Charlie Smith Of Straight.com, Get Your Facts Err, Straight



Another poorly informed editorial, this time by Charlie Smith at straight.com

I don't know. maybe there's like a two day time difference where he is. Seems he got this terribly wrong. This from Smith:


"That's the Thunder Bay call centre where former employees have alleged that they directed voters to the wrong polling stations."

Kind of reminds me of that old tuna commercial. You remember. Sorry Charlie, only people with their facts straight should put something in the public domain. If Smith had of been paying the least bit of attention he might have come across this gem:

National Post:

An article published in the National Post on March 2, 2012, referred to Responsive Marketing Group Inc. and stated that former employees of RMG have alleged that they were asked by RMG to direct voters to the wrong polling stations. That report was incorrect. No allegation has been made that RMG asked its employees to direct voters to the wrong polling stations. The National Post apologizes to Responsive Marketing Group Inc. for the error.

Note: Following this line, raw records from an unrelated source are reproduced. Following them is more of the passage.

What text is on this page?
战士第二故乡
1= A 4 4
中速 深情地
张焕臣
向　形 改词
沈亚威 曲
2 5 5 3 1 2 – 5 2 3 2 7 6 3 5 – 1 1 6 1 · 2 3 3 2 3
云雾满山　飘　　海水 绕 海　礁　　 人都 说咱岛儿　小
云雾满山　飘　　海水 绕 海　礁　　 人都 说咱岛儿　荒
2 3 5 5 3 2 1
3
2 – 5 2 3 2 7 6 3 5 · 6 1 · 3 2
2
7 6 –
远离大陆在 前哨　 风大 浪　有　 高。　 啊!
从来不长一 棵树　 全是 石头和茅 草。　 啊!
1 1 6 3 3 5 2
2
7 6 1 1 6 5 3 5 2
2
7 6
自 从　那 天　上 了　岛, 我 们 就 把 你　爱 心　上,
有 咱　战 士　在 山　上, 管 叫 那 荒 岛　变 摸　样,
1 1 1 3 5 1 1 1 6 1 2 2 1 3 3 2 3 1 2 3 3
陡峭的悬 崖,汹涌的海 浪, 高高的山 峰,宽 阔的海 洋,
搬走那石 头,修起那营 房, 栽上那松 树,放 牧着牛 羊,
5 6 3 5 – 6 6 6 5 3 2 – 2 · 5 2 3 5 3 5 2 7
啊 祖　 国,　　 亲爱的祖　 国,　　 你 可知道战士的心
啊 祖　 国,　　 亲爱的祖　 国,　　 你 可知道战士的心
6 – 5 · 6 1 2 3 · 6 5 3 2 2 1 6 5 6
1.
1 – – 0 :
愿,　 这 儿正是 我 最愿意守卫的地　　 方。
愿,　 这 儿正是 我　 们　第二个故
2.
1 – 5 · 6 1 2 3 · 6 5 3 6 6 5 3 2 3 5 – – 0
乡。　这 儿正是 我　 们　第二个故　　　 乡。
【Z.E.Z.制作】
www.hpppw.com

Then again, I can forgive Charlie for the oversight. The original story was top news when the NP reported it, The apology, not so much. Probably hidden beside an ad for a Chevy Chevette and the Velvet Touch masseuse ad.

2 comments:

Anonymous said...

Here's the article from the Toronto Star on Thunder bay and what the employees tolf the toronto Star

http://www.thestar.com/news/canada/politics/article/1137273--conservative-scripts-misdirected-voters-in-2011-election-say-call-centre-staff

Anonymous said...

Jason Lietaer, who ran the Tory political war room in 2011, made this interesting point in a Feb. 28 piece for Maclean's, regarding claims from Thunder Bay call-centre workers that their live calls were misdirecting voters in some ridings: "the allegation is that the Conservative party used its official call centre to attempt to misdirect non-CPC voters to polling stations across town, while telling them the Conservative party is responsible for the message. As a strategy, it seems preposterous. It just doesn't make any sense."

I agree. If a party wanted to get away with some kind of misdirection, the callers wouldn't have identified the political outfit they worked for.